New Zealand is set for a brawl over sexuality education after the new coalition government pledged to axe the curriculum.
The sex ed scrap is just one of many areas which the new right-leaning government has signalled a "war on woke".
Trans participation in sports, gun laws, constitutional rights enjoyed by Maori and the use of the Maori language are all in the crosshairs of Chris Luxon's National-led government.
New Zealand's new government - a coalition between centre-right National, libertarians ACT and populists NZ First - has already made global headlines for abandoning world-leading smokefree laws.
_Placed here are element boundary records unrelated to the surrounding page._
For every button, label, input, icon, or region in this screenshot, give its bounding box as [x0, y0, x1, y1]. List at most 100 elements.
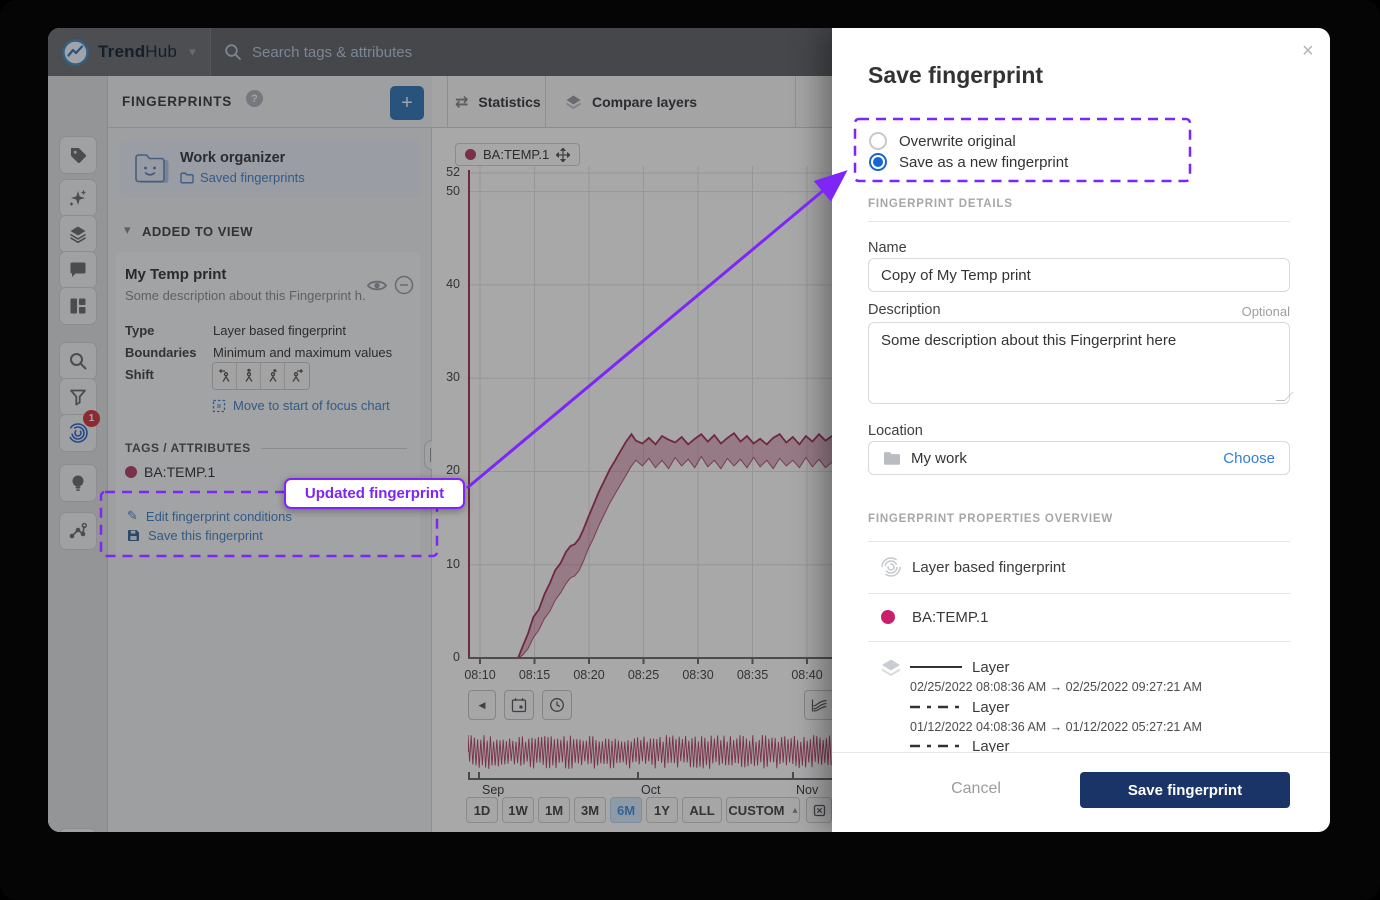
sidebar-item-context[interactable] — [59, 512, 97, 550]
fingerprint-outline-icon — [881, 557, 901, 577]
help-icon[interactable]: ? — [246, 90, 263, 107]
shift-right-button[interactable] — [285, 363, 309, 389]
layer-label: Layer — [972, 659, 1010, 676]
graph-nodes-icon — [69, 522, 87, 539]
saved-fingerprints-link[interactable]: Saved fingerprints — [180, 170, 305, 185]
annotation-tooltip: Updated fingerprint — [284, 478, 465, 509]
y-tick-label: 30 — [446, 370, 460, 385]
section-collapse-caret[interactable]: ▾ — [124, 222, 131, 237]
range-3m-button[interactable]: 3M — [574, 797, 606, 823]
tab-compare-layers[interactable]: Compare layers — [565, 76, 697, 128]
radio-overwrite-original[interactable]: Overwrite original — [869, 132, 1016, 150]
radio-checked-icon[interactable] — [869, 153, 887, 171]
chart-toolbar — [432, 76, 832, 128]
sidebar-item-insights[interactable] — [59, 464, 97, 502]
comment-icon — [70, 262, 86, 277]
timeline-axis — [468, 778, 832, 780]
folder-smiley-icon — [135, 154, 169, 183]
description-field[interactable]: Some description about this Fingerprint … — [868, 322, 1290, 404]
save-fingerprint-modal: × Save fingerprint Overwrite original Sa… — [832, 28, 1330, 832]
timeline-tick — [468, 772, 470, 780]
brand[interactable]: TrendHub ▾ — [48, 28, 210, 76]
sidebar-item-fingerprints[interactable]: 1 — [59, 410, 100, 452]
tags-attributes-header: TAGS / ATTRIBUTES — [125, 441, 407, 455]
fingerprint-title: My Temp print — [125, 266, 227, 283]
sidebar-item-dashboard[interactable] — [59, 287, 97, 325]
tag-name[interactable]: BA:TEMP.1 — [144, 464, 216, 480]
radio-save-as-new[interactable]: Save as a new fingerprint — [869, 153, 1068, 171]
time-button[interactable] — [542, 690, 572, 720]
solid-line-sample — [910, 666, 962, 668]
back-arrow-icon: ◀ — [478, 699, 486, 710]
range-6m-button[interactable]: 6M — [610, 797, 642, 823]
range-custom-button[interactable]: CUSTOM ▴ — [726, 797, 800, 823]
context-timeline[interactable]: Sep Oct Nov — [468, 772, 832, 808]
type-label: Type — [125, 323, 155, 338]
search-icon — [225, 44, 241, 60]
range-1w-button[interactable]: 1W — [502, 797, 534, 823]
timeline-tick — [792, 772, 794, 780]
app-window: TrendHub ▾ — [48, 28, 1330, 832]
timeline-month-label: Oct — [641, 783, 661, 797]
calendar-button[interactable] — [504, 690, 534, 720]
location-field[interactable]: My work Choose — [868, 441, 1290, 475]
tab-statistics[interactable]: ⇄ Statistics — [455, 94, 541, 111]
x-tick-label: 08:20 — [573, 668, 605, 682]
name-label: Name — [868, 240, 907, 256]
layers-icon — [881, 659, 901, 677]
focus-grid-icon — [212, 399, 226, 412]
step-back-button[interactable]: ◀ — [468, 690, 496, 720]
fingerprint-description: Some description about this Fingerprint … — [125, 288, 365, 303]
fingerprints-panel-header — [108, 76, 432, 128]
sidebar-item-layers[interactable] — [59, 215, 97, 253]
range-1y-button[interactable]: 1Y — [646, 797, 678, 823]
save-fingerprint-button[interactable]: Save fingerprint — [1080, 772, 1290, 808]
name-field[interactable] — [868, 258, 1290, 292]
shift-start-button[interactable] — [237, 363, 261, 389]
x-tick-label: 08:25 — [627, 668, 660, 682]
folder-icon — [884, 451, 900, 465]
sidebar-item-filter[interactable] — [59, 378, 97, 416]
range-1d-button[interactable]: 1D — [466, 797, 498, 823]
y-tick-label: 40 — [446, 276, 460, 291]
boundaries-value: Minimum and maximum values — [213, 345, 393, 360]
panel-title: FINGERPRINTS — [122, 94, 233, 109]
range-all-button[interactable]: ALL — [682, 797, 722, 823]
x-tick-label: 08:40 — [791, 668, 823, 682]
move-cross-icon[interactable] — [556, 147, 571, 162]
layer-label: Layer — [972, 699, 1010, 716]
range-1m-button[interactable]: 1M — [538, 797, 570, 823]
remove-from-view-button[interactable] — [394, 275, 414, 295]
caret-up-icon: ▴ — [792, 804, 798, 816]
y-tick-label: 52 — [446, 164, 460, 179]
visibility-toggle[interactable] — [366, 277, 388, 294]
sidebar-item-tags[interactable] — [59, 136, 97, 174]
context-strip-chart[interactable] — [468, 732, 832, 772]
timeline-tick — [637, 772, 639, 780]
work-organizer-card[interactable] — [120, 140, 420, 198]
shift-end-button[interactable] — [261, 363, 285, 389]
expand-icon — [813, 804, 825, 816]
brand-caret-icon[interactable]: ▾ — [189, 44, 196, 59]
add-fingerprint-button[interactable]: + — [390, 86, 424, 120]
footer-divider — [832, 752, 1330, 753]
choose-location-link[interactable]: Choose — [1223, 449, 1275, 467]
search-input[interactable] — [252, 43, 572, 61]
cancel-button[interactable]: Cancel — [951, 780, 1001, 797]
timeline-month-label: Nov — [796, 783, 819, 797]
expand-range-button[interactable] — [806, 797, 832, 823]
shift-left-button[interactable] — [213, 363, 237, 389]
compare-trends-button[interactable] — [804, 690, 834, 720]
radio-unchecked-icon[interactable] — [869, 132, 887, 150]
lightbulb-icon — [72, 475, 84, 491]
optional-hint: Optional — [1241, 304, 1290, 319]
move-to-start-link[interactable]: Move to start of focus chart — [212, 398, 390, 413]
layers-icon — [70, 226, 86, 244]
y-tick-label: 10 — [446, 556, 460, 571]
location-value: My work — [911, 449, 967, 467]
sidebar-item-recommendations[interactable] — [59, 179, 97, 217]
x-tick-label: 08:30 — [682, 668, 714, 682]
series-legend-chip[interactable]: BA:TEMP.1 — [455, 143, 581, 166]
tag-color-dot — [881, 610, 895, 624]
close-icon[interactable]: × — [1302, 40, 1314, 62]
That pledge is one of hundreds of policies included in coalition deals which lay out the government's policy agenda for the next three years.
Many are mundane or uncontroversial - such as growing economic prosperity, lowering inflation, or increasing infrastructure spending.
Others have provoked outrage, suggesting three years of debate and protest ahead.
The pledge to "refocus the curriculum on academic achievement and not ideology, including the removal and replacement of the gender, sexuality, and relationship-based education guidelines" is one that has drawn particular outrage.
"My initial reaction was dismay," education union NZEI president Mark Potter, a Wellington-based primary school teacher, told AAP.
"The one thing our children don't need is less education in the area of relationships and health."
The inclusion of the clause to scrap gender and sexuality education, called RSE, in the coalition deals caught the eye because the issue did not feature in the election campaign.
Unlike the main centre-right parties in the US, UK and Australia, which have taken on gender issues as a focus, New Zealand's National and ACT parties instead focused campaign efforts on economic and crime issues.
The clause has been inserted at the behest of NZ First, which scraped into parliament with 6.1 per cent of the vote as leader Winston Peters campaigned against "woke extremism".
"Woke means ... you woke up yesterday thinking that more than the rest of us and you've got a better sense of conscience about issues ... that's what woke means to me," Mr Peters said this week.
The pledges have been celebrated by anti-trans lobby groups Resist Gender Education (RGE) and Speak Up For Women, which also want the removal of unisex bathrooms in schools.
"There is a great deal to be done to de-program New Zealand's education system from gender ideology, and replacing the current RSE Guide is the first positive step," RGE spokeswoman Marg Curnow said.
Ironically, NZ First is hoping to scrap a policy the party implemented during its last term in government, when NZ First MP Tracey Martin was given responsibility for the RSE program.
The current RSE guidelines require schools to consult with parents on what and how they teach, and give parents the chance to withdraw their kids from the classes.
Tabby Besley, managing director at rainbow charity InsideOUT, told AAP it was the only part of the curriculum structured in that way.
Ms Besley said schools had a responsibility under legislation to provide a physically and emotionally safe environment which was free from discrimination, and RSE played a major role in that.
"If young people aren't getting that in schools, they're gonna be getting it from their peers and from the internet where parents don't have control of what they engage with," she said.
"Schools are literally the safest way for a lot of young people to access education.
"Children and young people are going to be encountering queer and trans people in their lives - within their families and classmates - and so to not teach anything about that is only furthering discrimination and isolation."
Mr Potter and Ms Besley believe the changes have come from pressure from far-right groups.
"It appears to be coming from some very conservative people who believe schools are doing things they just aren't doing ... saying principals are trying to turn kids gay," Mr Potter said.
"There are very strong movements from overseas that are transphobic, pitting schools against communities with all sorts of gob-smacking claims. There's a concerted effort out there."
On Friday, Prime Minister Chris Luxon said a role for parents and schools in sex ed would continue.
"All that has been raised with us over the course of the last year has been by parents about some of the sexuality training," he told journalists in Auckland.
The National party did make education a key part of their election pitch; pledging to ban mobile phones in classrooms and to ensure all schools taught an hour of reading, writing and maths a day in an old-school promise.
Mr Luxon said he wanted a "a well-defined (sex ed) curriculum, agreed to by experts, that actually makes sure that the content is age-appropriate, that parents have been consulted and importantly that parents also have an ability to withdraw".
Mr Potter insisted the curriculum already was age-appropriate.
"You're not going to talk about things that alarm people at a young age," he said.
"The biggest thing for us is, politicians should not be deciding the curriculum. It should be experts in health and experts in education and politicians are neither of those."